Bukayo Saka scores the winner on the rebound (PA)

Saka, however, had already made his move. Since his return, the winger has rightly attracted a lot of praise for the extra dimension he gives Arsenal through cutting in from the right, making it all the more remarkable that Atletico didn’t seem to notice.

So, there he was, in between two defenders to just tap in.

It can’t quite be Gyokeres 2025/26 without some caveat; he should really have made the game safe on 65 minutes, when substitute Piero Hincapie swept over the most inviting cross on the counter.
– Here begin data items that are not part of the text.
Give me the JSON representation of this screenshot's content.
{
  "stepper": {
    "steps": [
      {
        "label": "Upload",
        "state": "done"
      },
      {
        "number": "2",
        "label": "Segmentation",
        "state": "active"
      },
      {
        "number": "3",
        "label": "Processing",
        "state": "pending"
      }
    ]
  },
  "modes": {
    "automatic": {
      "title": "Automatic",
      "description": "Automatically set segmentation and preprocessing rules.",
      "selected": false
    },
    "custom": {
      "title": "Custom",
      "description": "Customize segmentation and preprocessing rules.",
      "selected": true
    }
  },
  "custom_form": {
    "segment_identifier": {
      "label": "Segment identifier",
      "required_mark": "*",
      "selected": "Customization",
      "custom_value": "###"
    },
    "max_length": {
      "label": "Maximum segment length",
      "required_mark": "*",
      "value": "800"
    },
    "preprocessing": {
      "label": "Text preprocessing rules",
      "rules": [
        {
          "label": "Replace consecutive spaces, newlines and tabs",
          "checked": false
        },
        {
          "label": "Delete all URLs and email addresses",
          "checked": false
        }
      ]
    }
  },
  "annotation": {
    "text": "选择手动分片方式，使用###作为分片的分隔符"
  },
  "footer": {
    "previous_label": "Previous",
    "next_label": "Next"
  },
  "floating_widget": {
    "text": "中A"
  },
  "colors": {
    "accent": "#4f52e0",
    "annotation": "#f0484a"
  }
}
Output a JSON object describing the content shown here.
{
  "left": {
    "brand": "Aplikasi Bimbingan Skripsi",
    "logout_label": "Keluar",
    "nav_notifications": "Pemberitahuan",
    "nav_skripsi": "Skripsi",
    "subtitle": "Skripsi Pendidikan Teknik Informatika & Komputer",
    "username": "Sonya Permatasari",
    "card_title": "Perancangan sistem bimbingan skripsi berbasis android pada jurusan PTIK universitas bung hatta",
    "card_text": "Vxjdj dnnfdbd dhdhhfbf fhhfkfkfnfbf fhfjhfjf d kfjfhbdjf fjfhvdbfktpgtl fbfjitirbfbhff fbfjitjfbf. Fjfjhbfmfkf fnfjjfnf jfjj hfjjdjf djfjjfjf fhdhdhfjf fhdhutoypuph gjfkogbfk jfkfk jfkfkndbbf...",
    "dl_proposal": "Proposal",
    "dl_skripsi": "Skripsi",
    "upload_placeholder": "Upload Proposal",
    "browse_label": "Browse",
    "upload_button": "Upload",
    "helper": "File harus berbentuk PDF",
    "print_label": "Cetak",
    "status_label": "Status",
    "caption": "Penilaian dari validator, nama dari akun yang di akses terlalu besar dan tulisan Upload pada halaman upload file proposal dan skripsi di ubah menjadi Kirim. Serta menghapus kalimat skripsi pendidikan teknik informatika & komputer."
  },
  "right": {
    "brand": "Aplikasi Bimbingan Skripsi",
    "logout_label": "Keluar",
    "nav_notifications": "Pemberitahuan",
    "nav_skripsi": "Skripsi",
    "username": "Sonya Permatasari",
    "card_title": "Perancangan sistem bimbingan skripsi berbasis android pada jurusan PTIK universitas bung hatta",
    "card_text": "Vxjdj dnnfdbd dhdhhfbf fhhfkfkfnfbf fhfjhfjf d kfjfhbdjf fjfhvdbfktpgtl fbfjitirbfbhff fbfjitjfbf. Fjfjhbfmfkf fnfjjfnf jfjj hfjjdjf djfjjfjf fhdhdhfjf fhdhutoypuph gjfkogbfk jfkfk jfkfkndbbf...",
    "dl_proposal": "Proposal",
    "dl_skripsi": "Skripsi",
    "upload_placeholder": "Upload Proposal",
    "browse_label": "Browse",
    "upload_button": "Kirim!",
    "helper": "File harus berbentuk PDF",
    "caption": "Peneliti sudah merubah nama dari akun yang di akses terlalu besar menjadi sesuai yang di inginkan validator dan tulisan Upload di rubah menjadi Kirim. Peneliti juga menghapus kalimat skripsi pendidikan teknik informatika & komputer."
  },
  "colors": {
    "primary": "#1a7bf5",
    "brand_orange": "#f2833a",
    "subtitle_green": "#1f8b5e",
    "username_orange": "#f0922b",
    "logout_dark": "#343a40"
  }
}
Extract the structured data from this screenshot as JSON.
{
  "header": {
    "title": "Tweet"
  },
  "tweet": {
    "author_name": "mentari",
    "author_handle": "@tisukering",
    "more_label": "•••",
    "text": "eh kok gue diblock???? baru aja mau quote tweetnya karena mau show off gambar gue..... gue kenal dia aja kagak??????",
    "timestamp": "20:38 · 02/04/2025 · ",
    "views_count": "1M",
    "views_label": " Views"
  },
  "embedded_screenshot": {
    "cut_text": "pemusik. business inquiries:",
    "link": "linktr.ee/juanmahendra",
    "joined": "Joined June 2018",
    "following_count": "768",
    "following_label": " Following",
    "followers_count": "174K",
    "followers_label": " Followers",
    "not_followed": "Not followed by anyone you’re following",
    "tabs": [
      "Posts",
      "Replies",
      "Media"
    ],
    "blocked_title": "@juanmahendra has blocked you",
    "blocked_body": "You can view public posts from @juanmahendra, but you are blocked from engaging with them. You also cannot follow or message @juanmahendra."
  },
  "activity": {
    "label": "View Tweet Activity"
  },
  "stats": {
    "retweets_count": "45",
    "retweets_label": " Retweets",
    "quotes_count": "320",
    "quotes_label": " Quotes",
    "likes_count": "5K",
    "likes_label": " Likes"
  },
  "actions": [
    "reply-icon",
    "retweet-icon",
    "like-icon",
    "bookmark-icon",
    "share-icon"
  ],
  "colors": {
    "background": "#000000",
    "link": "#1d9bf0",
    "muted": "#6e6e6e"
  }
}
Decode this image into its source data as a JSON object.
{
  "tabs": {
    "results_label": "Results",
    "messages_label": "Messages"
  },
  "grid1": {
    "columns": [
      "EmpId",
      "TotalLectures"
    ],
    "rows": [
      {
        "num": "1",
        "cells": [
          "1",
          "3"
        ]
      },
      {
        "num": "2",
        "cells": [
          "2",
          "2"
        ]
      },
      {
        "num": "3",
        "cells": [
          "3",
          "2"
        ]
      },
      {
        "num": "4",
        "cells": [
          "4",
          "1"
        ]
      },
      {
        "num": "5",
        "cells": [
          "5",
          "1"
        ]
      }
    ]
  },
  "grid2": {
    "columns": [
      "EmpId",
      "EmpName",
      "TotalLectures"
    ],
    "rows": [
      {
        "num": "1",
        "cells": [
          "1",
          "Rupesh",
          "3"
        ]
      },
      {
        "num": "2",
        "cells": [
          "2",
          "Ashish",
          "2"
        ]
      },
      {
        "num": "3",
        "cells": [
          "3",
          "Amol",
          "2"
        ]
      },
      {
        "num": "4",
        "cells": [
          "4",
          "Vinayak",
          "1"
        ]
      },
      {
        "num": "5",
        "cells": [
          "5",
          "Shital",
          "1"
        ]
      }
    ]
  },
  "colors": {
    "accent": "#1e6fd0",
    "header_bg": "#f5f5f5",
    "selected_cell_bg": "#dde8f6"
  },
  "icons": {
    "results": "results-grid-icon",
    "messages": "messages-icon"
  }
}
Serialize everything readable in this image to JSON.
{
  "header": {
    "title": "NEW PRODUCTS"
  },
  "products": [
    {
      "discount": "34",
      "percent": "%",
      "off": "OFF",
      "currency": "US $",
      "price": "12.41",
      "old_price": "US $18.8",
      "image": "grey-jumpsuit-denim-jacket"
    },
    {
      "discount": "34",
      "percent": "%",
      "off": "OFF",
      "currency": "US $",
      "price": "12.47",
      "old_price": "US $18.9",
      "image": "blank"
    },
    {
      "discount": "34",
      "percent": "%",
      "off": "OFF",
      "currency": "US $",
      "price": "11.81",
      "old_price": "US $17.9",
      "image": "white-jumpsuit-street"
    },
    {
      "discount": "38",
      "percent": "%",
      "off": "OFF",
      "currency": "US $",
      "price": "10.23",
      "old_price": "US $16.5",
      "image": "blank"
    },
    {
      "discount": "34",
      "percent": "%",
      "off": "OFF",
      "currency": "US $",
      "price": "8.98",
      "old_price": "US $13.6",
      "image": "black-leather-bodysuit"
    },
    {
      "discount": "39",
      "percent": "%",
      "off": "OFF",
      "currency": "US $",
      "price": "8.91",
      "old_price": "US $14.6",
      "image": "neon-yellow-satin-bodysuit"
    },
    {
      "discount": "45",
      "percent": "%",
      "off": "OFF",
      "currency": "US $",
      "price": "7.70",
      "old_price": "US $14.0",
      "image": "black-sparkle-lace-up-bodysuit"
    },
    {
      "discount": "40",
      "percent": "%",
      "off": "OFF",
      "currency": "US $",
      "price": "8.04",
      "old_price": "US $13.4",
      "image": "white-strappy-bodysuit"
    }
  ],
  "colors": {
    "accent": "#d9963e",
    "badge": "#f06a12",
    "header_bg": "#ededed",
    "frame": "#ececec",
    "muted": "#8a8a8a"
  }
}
Instead, with no one else around him and only Oblak to beat, Gyokeres got the bounce wrong and sent it over. That would have been too easy, after all. It wouldn’t have fit this match.

It has been said before that, in contrast to the expansiveness of Paris Saint-Germain against Bayern Munich, this was going to be a semi-final played in the margins. And not just in the margins, but right into each other.

There was one moment when Griezmann and Robin Le Normand vigorously celebrated the award of a goal kick, rather than a corner.

It was obviously always going to be that kind of game, ensuring that many of the key moments came down to interpretations of contact.

Arsenal could add to their list of grievances from the first leg, as Trossard seemed to be bundled by Griezmann.

Gabriel was perhaps fortunate not to concede a penalty (Reuters)

This one didn’t feel as strong as some of Atletico’s claims, mind.

The biggest was when Giuliano Simeone appeared set to capitalise on a Declan Rice error, only to be denied by Gabriel. Or was it Gabriel? The replays didn’t seem to show the defender actually making contact with the ball as he jostled with Simeone until both lost their balance. A corner was given, but it felt like it should have been a penalty.

Minutes later, in the midst of Atletico’s best spell of pressure, Griezmann went down under a challenge from Riccardo Calafiori only for the referee to immediately signal a free-kick the other way for a Marc Pubill foul.

Simeone was livid. Arsenal responded with the same energy. They won the fight. They won the game. They now have a chance of winning everything that matters.